There have been five baseball contracts in excess of $200 million and Boras has negotiated three of them. He says his aim, though, is pure: for the betterment of the game but also to maintain the equitability of the system. It’s simple free-market economics: If the game’s coffers grow, so should players’ wallets. Boras’s dealings have helped grow salaries of players throughout the sport, not just his own clients.
“My job is to make sure the evaluation of these performances is to the standard of the revenues. That means if revenues go down, the value of those performances go down,” he said. “If they go up, fine.”
Boras builds convincing narratives and creates leverage where none existed. To him, it’s all money earned. Any purported altruism, however, is debatable.

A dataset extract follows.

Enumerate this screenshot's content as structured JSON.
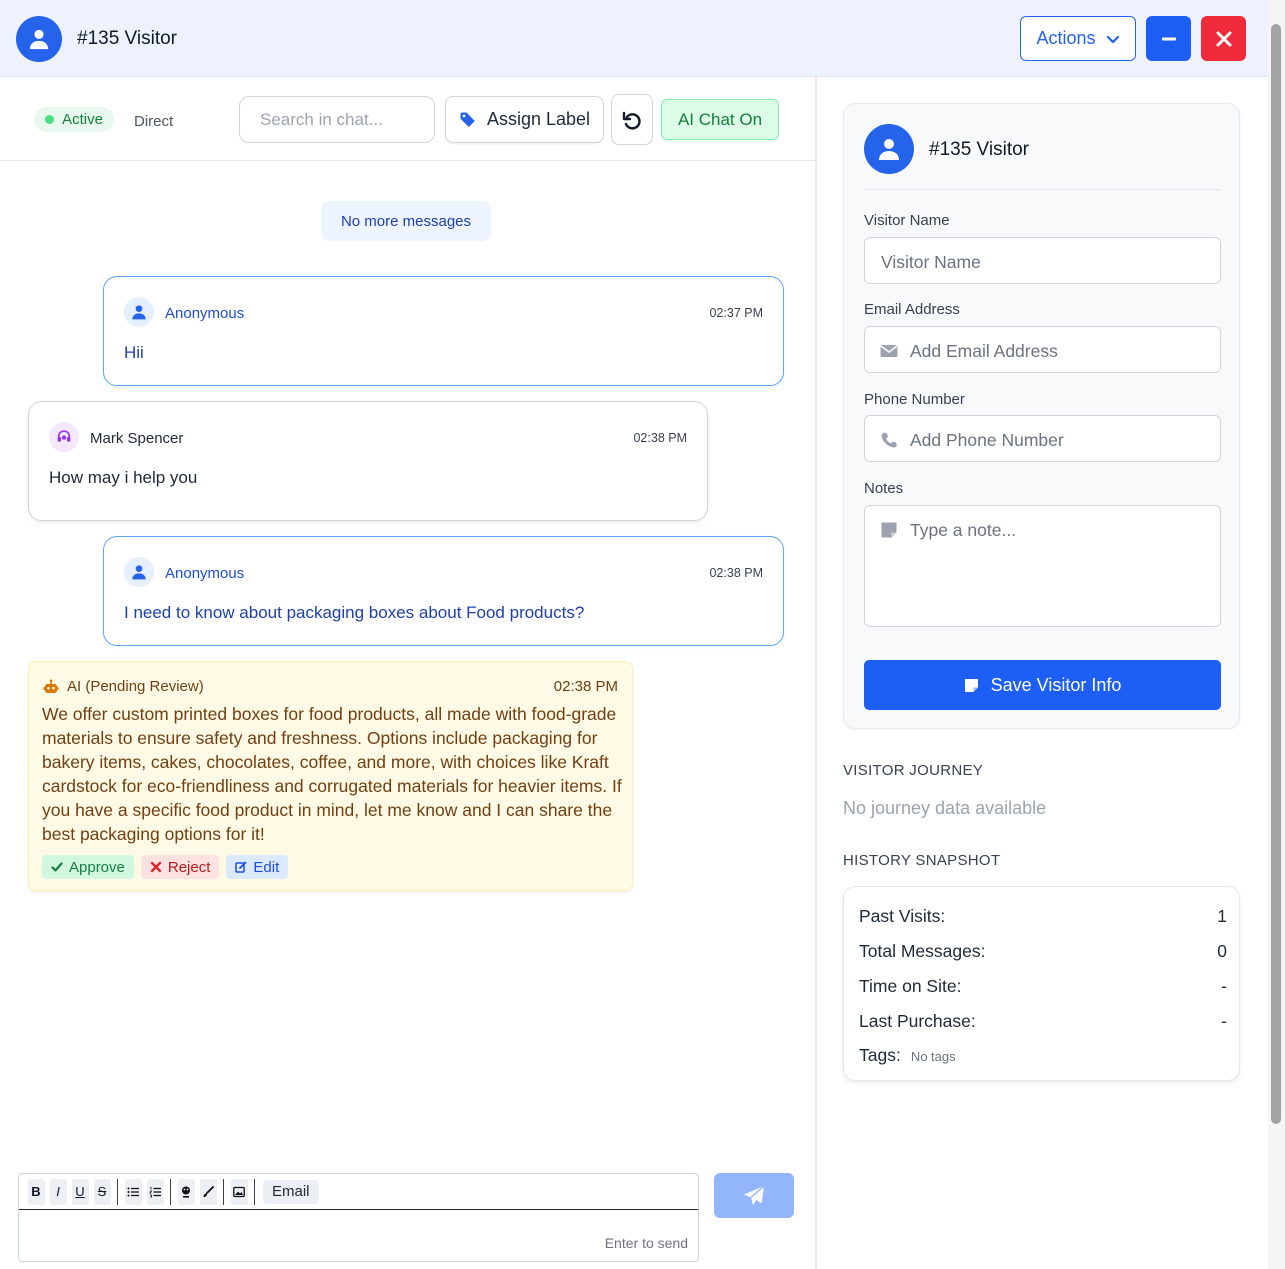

“I thought people would understand after doing this a long time that it can’t be only about money,” he said. “But they never do. That part’s never going away.”

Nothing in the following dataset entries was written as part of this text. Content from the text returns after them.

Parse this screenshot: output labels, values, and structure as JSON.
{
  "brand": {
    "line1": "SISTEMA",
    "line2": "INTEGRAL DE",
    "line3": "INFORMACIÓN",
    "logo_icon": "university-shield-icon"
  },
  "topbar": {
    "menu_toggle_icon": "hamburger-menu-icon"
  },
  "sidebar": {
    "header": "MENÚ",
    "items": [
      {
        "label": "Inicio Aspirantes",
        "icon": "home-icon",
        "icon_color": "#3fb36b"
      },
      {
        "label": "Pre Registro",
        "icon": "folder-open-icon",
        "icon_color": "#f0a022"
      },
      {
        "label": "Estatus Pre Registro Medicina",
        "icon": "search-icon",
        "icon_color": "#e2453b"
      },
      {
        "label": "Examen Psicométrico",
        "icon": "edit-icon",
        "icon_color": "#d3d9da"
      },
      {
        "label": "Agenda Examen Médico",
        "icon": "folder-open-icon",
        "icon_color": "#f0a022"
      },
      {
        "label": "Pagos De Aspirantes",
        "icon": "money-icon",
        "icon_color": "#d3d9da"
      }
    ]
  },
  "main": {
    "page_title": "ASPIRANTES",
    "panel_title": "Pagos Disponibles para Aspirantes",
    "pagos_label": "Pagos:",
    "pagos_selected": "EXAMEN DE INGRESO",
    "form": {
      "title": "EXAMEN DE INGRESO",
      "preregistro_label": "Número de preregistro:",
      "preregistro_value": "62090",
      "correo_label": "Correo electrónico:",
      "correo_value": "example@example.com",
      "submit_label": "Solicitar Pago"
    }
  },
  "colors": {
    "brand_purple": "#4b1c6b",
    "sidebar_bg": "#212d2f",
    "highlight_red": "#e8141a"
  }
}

It’s one part of the narrative Boras can’t change.
‘That’s his job’
In Washington, the dominoes fell according to Boras’s plan. In August 2009, Strasburg signed what was a then-record $15.1 million contract with the Nats. Twelve months later Harper signed a $9.9 million deal and Werth jumped on board less than five months after that.
No other agent represents more than three players on the Nats’ likely postseason roster, which makes Boras’s position a unique one. Ron Shapiro is a Baltimore-based agent and attorney who at one time in the 1980s represented 21 players on the Orioles roster. He says it’d be difficult for any agent to do that today because so few stress the importance of a long-term relationship with a community.

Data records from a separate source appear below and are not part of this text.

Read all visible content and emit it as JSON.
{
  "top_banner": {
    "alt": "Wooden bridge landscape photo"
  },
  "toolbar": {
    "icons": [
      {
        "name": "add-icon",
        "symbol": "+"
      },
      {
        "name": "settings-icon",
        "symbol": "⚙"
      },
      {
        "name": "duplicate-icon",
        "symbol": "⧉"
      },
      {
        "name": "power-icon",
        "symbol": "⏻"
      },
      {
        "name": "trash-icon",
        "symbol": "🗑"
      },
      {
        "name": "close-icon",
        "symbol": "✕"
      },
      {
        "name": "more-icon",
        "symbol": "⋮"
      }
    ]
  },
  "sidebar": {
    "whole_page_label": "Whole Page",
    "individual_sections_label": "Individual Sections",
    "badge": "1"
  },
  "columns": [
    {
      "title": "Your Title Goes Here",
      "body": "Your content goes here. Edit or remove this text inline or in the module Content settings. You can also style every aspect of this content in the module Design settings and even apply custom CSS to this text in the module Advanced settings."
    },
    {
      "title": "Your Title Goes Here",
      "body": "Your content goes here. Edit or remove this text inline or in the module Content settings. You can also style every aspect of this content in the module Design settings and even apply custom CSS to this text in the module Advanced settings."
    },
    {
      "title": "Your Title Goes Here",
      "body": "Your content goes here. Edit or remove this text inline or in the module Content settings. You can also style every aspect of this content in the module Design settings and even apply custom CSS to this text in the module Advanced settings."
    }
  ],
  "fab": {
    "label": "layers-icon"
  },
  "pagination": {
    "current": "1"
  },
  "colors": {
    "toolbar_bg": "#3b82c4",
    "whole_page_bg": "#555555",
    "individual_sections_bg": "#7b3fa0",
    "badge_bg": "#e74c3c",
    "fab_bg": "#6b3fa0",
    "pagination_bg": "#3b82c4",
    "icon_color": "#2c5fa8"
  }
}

“You don’t have to leave for the highest bidder,” said Shapiro, who authored a book called “The Power of Nice: How to Negotiate So Everyone Wins—Especially You!” “There are great advantages. There’s so much value to relationships.”
Boras’s own role in helping assemble this Nats team is open to interpretation. In August, he was quoted in a Washington Post column taking credit not usually afforded to an agent. He said: “Rizzo and I put this team together. I got eight or nine guys on the team.” The columnist, Mike Wise, listened to the tape of his interview with Boras again and later wrote that Boras actually said, ‘When Rizzo and I put this team together with eight or nine of my guys on the team…”
Boras says he’s not interested in running a baseball team and joked if he had really taken a lead in building the Nats, it would probably look a lot different. Boras says his job isn’t to funnel his players to one particular team; his loyalty and energy is devoted to getting the best deal possible for his client.
“These situations aren’t about a group of players, it’s about the individual needs of each player,” he said.
From his perspective, Rizzo says he thinks Boras’s priority is clearly his clients’ interests, not the Nats’. “He’s fair-minded and professional, and he does what’s best for his clients. That’s his job,” Rizzo said. “I respect the job that he does.”
Barry Svrluga contributed to this report.